By Mannix Porterfield
REGISTER-HERALD REPORTER
May 09, 2008 11:13 pm
—
Ultimately and unavoidably, old Father Time is going to catch up with West Virginia counties, wielding not a sickle but a list of bills from their former employees.
Four years ago, the Governmental Accounting Standards Board imposed Statement 45, a rule known simply as GASB 45, and it obligates local governments to start underwriting the cost of future post-employment benefits, largely in the realm of medical treatment and health insurance.
“It’s going to be a bigger issue in some counties than in others,” says Vivian Parsons, executive director of the County Commissioners Association of West Virginia.
“All counties are going to have to account financially for whatever benefits they’ve chosen to give. At this point, it is accounting, but it could turn into a huge number in the future.”
With an eye to the future, Raleigh County has set aside an account in escrow.
“In the event somewhere down the road we have to pay that money, we would have it,” county commission president Pat Reed said.
That means for about a year now Raleigh County has been building a nest egg with a monthly deposit of $12,000.
“We are covered,” Reed said. “It’s to protect us in the event that down the road we have to pay it.”
Money placed into the account cannot be spent for any other purpose, Reed emphasized.
As Parsons understands the matter, counties for now are only required to financially report the accumulation of post-employment benefits but not, at this stage, is there any obligation to actually set up a special hands-off account to pay for them.
Raleigh County, she says, has taken a wise step to get ahead of the game.
“Raleigh County is to be commended for, in fact, trying to look ahead and put that money into that account and accrue some interest on it, based on the benefits that they’ve given,” Parsons said.
Just how many counties have leaped out to get ahead of the curve isn’t known.
Last fall, however, the issue was discussed at regional meetings as counties began to get some guidance from the Public Employees Insurance Agency as to figures accruing on a monthly basis.
“What I was hearing was that counties were leaning toward something they could maintain control of and accumulate their own interest,” she said.
Counties may choose to create their own escrow accounts, but the state also has set up a trust fund. So far, there is no obligation for counties to pay into that.
“I don’t know of anyone who has opted to pay into the state trust fund,” Parsons said. “To my knowledge, there isn’t any county actually paying into the state trust fund, because once they do, the control of that money and any interest it makes is lost — it’s part of the trust fund.
“But eventually, somewhere along the way, they’re going to be paying out those benefits. But as far as any mandate coming down to pay into the state trust fund, the best that I know is that would have to be something legislatively mandated and has not been at this point.”

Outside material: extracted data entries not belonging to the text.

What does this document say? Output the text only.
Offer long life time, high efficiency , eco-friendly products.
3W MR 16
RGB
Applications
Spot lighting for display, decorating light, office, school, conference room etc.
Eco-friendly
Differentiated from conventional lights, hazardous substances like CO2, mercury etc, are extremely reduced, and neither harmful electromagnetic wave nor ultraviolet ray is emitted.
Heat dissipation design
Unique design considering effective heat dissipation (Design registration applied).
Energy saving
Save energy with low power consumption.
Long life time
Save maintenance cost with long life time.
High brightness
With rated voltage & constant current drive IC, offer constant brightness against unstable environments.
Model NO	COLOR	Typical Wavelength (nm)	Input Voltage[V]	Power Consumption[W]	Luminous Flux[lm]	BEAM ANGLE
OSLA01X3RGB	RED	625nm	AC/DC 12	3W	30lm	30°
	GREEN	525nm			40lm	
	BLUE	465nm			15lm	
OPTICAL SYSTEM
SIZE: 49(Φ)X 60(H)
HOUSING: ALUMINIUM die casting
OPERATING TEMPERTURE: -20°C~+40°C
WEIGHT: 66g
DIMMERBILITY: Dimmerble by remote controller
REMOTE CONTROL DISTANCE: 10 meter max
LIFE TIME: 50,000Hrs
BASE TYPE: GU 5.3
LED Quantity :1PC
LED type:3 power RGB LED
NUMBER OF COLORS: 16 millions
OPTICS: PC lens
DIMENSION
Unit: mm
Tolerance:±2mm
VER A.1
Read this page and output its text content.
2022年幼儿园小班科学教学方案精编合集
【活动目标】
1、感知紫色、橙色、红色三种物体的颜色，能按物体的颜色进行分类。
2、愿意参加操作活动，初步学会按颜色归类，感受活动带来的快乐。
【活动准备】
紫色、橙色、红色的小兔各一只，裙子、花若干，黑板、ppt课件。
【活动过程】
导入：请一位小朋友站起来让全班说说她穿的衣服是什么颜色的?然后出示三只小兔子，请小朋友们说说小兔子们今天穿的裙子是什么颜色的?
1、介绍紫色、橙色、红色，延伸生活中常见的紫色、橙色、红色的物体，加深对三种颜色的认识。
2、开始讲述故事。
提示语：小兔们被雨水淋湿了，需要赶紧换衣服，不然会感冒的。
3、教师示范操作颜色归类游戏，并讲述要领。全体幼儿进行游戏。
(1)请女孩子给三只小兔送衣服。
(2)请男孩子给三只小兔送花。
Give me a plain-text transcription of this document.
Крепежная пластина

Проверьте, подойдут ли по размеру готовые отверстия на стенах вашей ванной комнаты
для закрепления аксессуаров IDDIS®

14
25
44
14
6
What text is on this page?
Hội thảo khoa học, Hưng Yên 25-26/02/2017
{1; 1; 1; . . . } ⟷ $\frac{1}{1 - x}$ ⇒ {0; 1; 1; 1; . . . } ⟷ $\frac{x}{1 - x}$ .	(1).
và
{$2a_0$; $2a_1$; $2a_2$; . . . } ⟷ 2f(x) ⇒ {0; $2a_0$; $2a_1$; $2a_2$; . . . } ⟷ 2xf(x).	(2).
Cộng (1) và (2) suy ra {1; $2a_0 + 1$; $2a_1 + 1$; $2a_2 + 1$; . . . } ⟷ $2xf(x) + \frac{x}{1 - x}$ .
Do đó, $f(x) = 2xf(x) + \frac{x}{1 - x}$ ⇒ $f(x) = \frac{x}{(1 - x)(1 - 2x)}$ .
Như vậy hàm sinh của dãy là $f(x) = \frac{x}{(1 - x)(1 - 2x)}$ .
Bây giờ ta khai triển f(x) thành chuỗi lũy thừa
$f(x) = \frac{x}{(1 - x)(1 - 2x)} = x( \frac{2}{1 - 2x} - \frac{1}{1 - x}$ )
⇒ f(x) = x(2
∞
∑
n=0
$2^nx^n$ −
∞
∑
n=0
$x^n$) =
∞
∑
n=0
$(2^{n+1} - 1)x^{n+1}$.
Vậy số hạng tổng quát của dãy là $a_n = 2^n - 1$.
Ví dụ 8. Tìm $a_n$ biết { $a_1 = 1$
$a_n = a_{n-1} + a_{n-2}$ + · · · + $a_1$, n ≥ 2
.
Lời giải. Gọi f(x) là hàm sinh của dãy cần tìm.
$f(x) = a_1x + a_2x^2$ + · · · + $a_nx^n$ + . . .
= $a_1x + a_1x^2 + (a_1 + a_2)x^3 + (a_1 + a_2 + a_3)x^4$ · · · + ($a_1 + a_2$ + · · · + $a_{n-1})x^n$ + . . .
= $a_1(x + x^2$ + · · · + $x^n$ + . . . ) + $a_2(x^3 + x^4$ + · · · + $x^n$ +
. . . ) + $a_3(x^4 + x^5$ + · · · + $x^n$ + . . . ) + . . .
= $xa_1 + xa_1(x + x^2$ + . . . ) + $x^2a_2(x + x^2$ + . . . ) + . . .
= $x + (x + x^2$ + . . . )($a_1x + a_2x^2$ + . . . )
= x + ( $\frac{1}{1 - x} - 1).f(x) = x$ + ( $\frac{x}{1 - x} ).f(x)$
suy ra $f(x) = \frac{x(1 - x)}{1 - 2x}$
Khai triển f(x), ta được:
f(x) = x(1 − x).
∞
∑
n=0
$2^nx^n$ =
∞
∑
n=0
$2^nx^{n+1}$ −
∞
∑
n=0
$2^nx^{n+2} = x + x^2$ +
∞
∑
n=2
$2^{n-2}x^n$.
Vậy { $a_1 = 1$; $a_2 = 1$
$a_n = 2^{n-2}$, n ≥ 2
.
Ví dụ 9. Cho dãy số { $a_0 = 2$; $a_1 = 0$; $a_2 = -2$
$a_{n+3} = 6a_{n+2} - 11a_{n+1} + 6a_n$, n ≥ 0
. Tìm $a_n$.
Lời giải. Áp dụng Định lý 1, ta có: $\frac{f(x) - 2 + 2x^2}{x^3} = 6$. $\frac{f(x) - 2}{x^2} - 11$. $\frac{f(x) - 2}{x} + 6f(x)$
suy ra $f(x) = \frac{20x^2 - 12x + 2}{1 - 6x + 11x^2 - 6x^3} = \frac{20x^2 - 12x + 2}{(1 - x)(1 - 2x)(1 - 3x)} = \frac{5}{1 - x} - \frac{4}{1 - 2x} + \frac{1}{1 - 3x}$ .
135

Sick leave accumulation accounts for the post-employment benefit state employees are entitled to collect, which means if there is no cap, county employees can convert this service credit time once their work days are finished, she said.
“I’m sure it’s going to be a financial burden — benefits given today that are paid for tomorrow, like so often happens,” Parsons said.
“A lot of it depends on how many people you have retiring at one time. You’ve got the baby boomers’ thing looming ahead, and so some counties could, I guess, see some financial crunch from it eventually. I think that’s what GASB is looking at when they’re requiring it to be recorded as part of their (counties’) financial statement so they are more aware of what those benefits actually mean to them in dollars.”
Which explains why some counties are leaving nothing to the last minute. Rather, she said, the wise ones are trying to build an account to get ready for crunch time.
A government parable of the old story about ants and grasshoppers. One plays, the other works for the future.
“Hopefully, the smart ones will do what Raleigh County has done and start to look at what the accruing obligation is and set aside an account with some monies to start accruing the interest,” Parsons said.
Understandably, some counties caught up in the squeeze of making ends meet today cannot afford to lay aside any cash now, she said.
“You might have some small counties that realize their obligation, but they’re just, you know, doing the best they can with what they have right now,” she added.
“Still, they’re recording it financially on their financial statements. On paper, they’re keeping track of that under the GASB obligation, and at least they will know what they’re dealing with. I would never want to suggest that some commissions are not just looking toward the future. I think the issue more is, we all have to look at it and face it. GASB says we have to. And some are fortunate enough to have the resources to start to meet the obligation to put some away.”